Plus globalement, cela pose une nouvelle fois la question des financements par les départements…
Effectivement, lorsque je regarde la carte de France des départements qui paient les engagements qui ont été pris et ceux qui ne le font pas, on ne peut que constater une absence d’homogénéité de traitement. Et il en va de même concernant les taux de reconduction, avec des départements prêts à payer 11 % de plus, tandis que d’autres seront à 0. Concrètement, pour un EHPAD de 80 places, cela représente 80 000 € de moins, c’est-à-dire deux postes d’aide-soignant. Ce constat m’amène forcément à dire que le modèle est à parfaire. Si nous ne pouvons que nous féliciter de la gestion à l’échelle locale d’un certain nombre de politiques publiques, nous sommes néanmoins demandeurs d’un cadrage national permettant d’assurer une plus grande équité, mais aussi de contrats d’objectifs et de moyens clairs et opposables dans les deux sens. Je ne désespère pas que nous puissions faire mieux avec nos interlocuteurs. Les ministres aux affaires sont parfaitement conscients de ces difficultés et depuis notre publication dans Les Échos , les choses ont commencé à bouger. Mais il faut aller plus loin, et la FEHAP continuera d’œuvrer en ce sens.
Qu’en est-il du plus long terme ?
Au-delà des éléments que nous venons d’évoquer, nous sommes persuadés que c’est le modèle économique, et même organisationnel, des EHPAD qui est à revoir, pour tenir compte de l’évolution des aspirations des résidents et de leurs familles. Nous le voyons bien, l’EHPAD est en train de s’ouvrir vers des modèles de plus en plus hybrides et il est nécessaire d’adapter l’offre tarifaire en conséquence.
Comment ? Au travers d’une logique populationnelle telle que la défendait Antoine Perrin, votre prédécesseur ?
Nous sommes encore en train de travailler sur le sujet, mais oui, l’approche populationnelle est évidemment la bonne. Il faut changer de paradigme pour adopter une forme de bundle payement, une approche forfaitaire permettant de financer un objectif, à savoir le maintien en autonomie d’une personne ou d’une population donnée, plutôt qu’un opérateur. À partir de ce forfait, charge aux différents acteurs du territoire de s’organiser pour apporter la meilleure réponse possible à un besoin. La FEHAP a une chance inouïe sur ce point-là, puisqu’elle est présente dans tous les secteurs de la prise en charge. Les enjeux sur le long terme sont donc ceux de l’organisation de cette réponse territoriale, du décloisonnement et de la coordination. Les Dispositifs d’Appui à la Coordination, les DAC, sont d'ailleurs en train de monter en puissance et ils vont devenir absolument essentiels à l’avenir. Concernant les modèles économiques, nous attendons l’issue des travaux du Conseil National de la Refondation (CNR), auxquels nous incitons le maximum de nos adhérents à participer.

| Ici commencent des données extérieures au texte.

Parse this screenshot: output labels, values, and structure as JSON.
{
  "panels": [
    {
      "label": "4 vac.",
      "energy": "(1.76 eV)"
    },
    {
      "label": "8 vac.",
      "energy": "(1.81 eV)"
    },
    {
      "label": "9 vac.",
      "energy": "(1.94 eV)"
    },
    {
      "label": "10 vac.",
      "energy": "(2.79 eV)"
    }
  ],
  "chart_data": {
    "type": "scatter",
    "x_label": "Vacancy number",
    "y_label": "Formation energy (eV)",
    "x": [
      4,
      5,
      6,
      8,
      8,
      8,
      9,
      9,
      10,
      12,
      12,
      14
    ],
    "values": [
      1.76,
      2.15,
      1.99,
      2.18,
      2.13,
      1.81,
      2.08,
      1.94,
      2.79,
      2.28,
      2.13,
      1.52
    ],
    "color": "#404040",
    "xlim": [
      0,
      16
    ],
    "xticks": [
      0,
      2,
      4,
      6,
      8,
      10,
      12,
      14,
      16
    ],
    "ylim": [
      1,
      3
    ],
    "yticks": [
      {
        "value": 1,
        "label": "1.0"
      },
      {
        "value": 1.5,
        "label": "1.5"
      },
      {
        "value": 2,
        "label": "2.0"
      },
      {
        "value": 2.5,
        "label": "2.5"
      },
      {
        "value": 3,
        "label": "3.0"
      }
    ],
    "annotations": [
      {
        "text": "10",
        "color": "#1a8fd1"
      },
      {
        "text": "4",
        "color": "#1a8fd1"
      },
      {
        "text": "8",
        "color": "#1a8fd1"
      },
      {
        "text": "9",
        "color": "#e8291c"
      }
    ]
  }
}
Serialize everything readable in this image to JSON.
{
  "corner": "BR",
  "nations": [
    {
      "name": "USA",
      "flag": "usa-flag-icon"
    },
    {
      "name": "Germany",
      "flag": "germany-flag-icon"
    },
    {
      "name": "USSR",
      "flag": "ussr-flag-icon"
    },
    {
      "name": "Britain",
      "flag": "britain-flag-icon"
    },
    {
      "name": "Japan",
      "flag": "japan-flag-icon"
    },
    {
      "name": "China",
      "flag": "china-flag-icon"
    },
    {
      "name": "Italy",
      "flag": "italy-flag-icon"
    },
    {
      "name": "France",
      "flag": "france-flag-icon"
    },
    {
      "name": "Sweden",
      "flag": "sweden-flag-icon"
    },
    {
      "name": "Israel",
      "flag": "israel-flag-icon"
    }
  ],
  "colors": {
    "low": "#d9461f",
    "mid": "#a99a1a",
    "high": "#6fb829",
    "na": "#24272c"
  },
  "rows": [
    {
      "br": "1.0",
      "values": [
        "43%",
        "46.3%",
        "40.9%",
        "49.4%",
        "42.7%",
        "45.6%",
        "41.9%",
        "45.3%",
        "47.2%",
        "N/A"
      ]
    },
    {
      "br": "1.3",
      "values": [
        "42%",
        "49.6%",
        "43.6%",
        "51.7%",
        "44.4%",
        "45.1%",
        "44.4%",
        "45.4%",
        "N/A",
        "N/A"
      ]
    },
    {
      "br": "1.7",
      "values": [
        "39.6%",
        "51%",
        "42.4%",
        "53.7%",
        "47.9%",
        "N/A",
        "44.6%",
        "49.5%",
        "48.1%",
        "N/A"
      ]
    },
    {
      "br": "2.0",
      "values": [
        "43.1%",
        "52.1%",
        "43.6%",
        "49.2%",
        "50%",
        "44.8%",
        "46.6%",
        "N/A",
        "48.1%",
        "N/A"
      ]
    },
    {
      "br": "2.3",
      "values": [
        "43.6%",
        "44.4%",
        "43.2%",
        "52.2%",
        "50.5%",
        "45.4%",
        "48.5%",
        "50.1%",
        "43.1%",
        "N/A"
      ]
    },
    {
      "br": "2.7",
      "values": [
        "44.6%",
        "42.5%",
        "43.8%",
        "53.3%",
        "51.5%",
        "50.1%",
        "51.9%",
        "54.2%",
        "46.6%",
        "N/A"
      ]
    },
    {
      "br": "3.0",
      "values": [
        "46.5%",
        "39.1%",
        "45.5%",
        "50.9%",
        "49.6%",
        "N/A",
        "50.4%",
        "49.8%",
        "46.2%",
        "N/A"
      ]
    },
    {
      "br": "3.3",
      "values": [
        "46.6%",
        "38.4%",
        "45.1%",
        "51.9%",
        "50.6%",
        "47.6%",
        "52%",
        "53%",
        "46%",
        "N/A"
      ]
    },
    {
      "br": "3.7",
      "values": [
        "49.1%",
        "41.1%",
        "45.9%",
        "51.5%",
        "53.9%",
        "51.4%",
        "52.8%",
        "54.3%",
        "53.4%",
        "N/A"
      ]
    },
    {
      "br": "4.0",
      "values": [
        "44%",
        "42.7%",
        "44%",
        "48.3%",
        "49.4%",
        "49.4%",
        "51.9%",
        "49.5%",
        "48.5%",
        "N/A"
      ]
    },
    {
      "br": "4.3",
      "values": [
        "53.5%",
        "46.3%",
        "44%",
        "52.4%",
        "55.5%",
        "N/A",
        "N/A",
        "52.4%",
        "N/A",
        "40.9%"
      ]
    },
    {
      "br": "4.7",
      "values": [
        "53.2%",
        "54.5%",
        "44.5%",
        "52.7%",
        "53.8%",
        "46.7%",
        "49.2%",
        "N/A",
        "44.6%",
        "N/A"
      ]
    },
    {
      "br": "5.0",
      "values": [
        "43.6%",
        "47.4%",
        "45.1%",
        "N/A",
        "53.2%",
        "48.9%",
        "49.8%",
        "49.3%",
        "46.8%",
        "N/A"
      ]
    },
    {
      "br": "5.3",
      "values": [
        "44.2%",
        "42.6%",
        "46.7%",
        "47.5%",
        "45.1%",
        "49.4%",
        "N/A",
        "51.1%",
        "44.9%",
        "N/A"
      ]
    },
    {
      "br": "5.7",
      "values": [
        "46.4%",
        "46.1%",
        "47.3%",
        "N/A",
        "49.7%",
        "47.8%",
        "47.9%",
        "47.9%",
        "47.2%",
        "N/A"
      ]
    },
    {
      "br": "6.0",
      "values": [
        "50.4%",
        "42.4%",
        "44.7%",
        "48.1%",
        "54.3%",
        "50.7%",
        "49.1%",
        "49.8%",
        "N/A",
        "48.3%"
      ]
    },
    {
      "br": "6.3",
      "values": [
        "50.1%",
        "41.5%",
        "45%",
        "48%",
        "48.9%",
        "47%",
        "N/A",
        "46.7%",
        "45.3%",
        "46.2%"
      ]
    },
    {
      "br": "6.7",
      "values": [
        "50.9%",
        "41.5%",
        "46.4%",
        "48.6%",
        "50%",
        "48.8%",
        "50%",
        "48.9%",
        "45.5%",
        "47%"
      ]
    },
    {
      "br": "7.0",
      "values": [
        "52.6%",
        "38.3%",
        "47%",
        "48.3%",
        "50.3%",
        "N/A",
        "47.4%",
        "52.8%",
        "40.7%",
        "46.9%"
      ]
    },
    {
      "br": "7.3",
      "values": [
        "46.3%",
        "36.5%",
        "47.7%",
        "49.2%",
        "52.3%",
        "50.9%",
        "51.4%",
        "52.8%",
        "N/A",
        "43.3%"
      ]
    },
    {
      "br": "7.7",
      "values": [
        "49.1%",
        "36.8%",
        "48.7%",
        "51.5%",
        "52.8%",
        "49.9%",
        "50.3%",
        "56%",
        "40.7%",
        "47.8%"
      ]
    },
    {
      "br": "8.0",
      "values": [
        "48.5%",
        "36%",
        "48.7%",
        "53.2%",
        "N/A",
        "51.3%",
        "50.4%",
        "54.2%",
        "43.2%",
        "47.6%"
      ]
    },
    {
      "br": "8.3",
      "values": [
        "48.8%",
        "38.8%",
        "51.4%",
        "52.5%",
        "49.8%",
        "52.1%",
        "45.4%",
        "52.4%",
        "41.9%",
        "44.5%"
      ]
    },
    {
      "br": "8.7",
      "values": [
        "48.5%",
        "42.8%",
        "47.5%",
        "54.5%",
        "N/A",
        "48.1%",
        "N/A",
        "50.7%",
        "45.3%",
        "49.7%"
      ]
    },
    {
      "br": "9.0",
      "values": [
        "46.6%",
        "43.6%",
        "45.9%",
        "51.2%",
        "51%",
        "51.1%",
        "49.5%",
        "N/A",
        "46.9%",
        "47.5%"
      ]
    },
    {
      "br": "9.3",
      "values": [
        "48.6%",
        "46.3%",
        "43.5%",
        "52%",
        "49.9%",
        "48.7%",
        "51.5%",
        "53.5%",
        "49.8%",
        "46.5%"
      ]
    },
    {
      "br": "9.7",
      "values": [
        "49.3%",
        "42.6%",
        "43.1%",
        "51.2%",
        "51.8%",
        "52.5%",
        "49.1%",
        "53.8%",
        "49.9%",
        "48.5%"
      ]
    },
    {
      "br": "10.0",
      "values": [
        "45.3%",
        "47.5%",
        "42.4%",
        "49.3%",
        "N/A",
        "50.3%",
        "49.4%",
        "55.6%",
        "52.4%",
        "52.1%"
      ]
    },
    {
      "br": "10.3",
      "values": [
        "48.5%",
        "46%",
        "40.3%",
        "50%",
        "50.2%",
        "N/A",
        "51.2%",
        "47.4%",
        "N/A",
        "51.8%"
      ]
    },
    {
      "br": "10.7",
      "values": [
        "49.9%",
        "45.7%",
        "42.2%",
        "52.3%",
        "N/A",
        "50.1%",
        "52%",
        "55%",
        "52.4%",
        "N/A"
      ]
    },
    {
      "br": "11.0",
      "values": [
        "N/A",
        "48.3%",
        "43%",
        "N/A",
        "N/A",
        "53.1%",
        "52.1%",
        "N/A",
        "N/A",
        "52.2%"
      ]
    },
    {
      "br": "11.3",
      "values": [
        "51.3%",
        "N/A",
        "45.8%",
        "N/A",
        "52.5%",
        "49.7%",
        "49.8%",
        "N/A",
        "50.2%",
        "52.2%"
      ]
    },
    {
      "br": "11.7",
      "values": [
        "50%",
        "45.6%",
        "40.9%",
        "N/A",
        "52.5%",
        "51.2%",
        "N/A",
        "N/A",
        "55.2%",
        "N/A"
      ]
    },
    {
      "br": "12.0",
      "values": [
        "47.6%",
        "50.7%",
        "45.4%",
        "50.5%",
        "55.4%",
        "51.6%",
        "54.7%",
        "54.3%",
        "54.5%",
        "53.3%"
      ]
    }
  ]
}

Avez-vous d’autres préoccupations à plus ou moins long terme ?
Je dirais que l’enjeu des mois à venir est également celui de l’attractivité : de notre secteur privé solidaire au regard des autres d’une part, et notamment du secteur public désormais beaucoup plus attractif qu’avant, mais aussi de l'attractivité tout court, qui passera certainement elle aussi par le décloisonnement. C’est notamment le sens des travaux que nous menons sur la CCUE (Convention Collective Unique Étendue), qui est avant tout un outil de transversalité nous permettant de créer des mobilités entre nos différents univers : sanitaire, médico-social et social.
Vous évoquiez le CNR. Qu’en attendez-vous ?
Il y a beaucoup de mécontents, mais il y a aussi beaucoup d’espoirs qui se créent autour de ce CNR. D’une part parce que la parole y est très libre, mais aussi parce que les ARS ont été mises en ordre de marche pour accompagner les travaux de manière rapprochée. Si nous devions avoir une crainte, elle concernerait plutôt ce qu’il en ressortira concrètement et les moyens alloués. Il faudrait en effet éviter le décalage entre une vision idéalisée et la réalité de terrain.
Un mot pour conclure ?
Parmi nos fils rouges des prochaines années, je citerai l’accès à l’innovation et le renforcement de la RSE. Nous œuvrerons également à devenir une fédération plus digitale, pour un meilleur accompagnement de nos adhérents. Enfin, je n’oublierai pas la question de la qualité, qui nous préoccupe particulièrement dans un secteur qui a peu d’antériorités sur le sujet. Nous souhaitons ainsi renforcer et accompagner la mise en place d’une culture qualité et de politiques de certification, comme cela a pu être fait dans le champ sanitaire il y a une quinzaine d’années. Il s’agit là encore d’un véritable enjeu d’attractivité, permettant d’accroître ou de restaurer la confiance, tout en mettant en valeur le travail des personnels.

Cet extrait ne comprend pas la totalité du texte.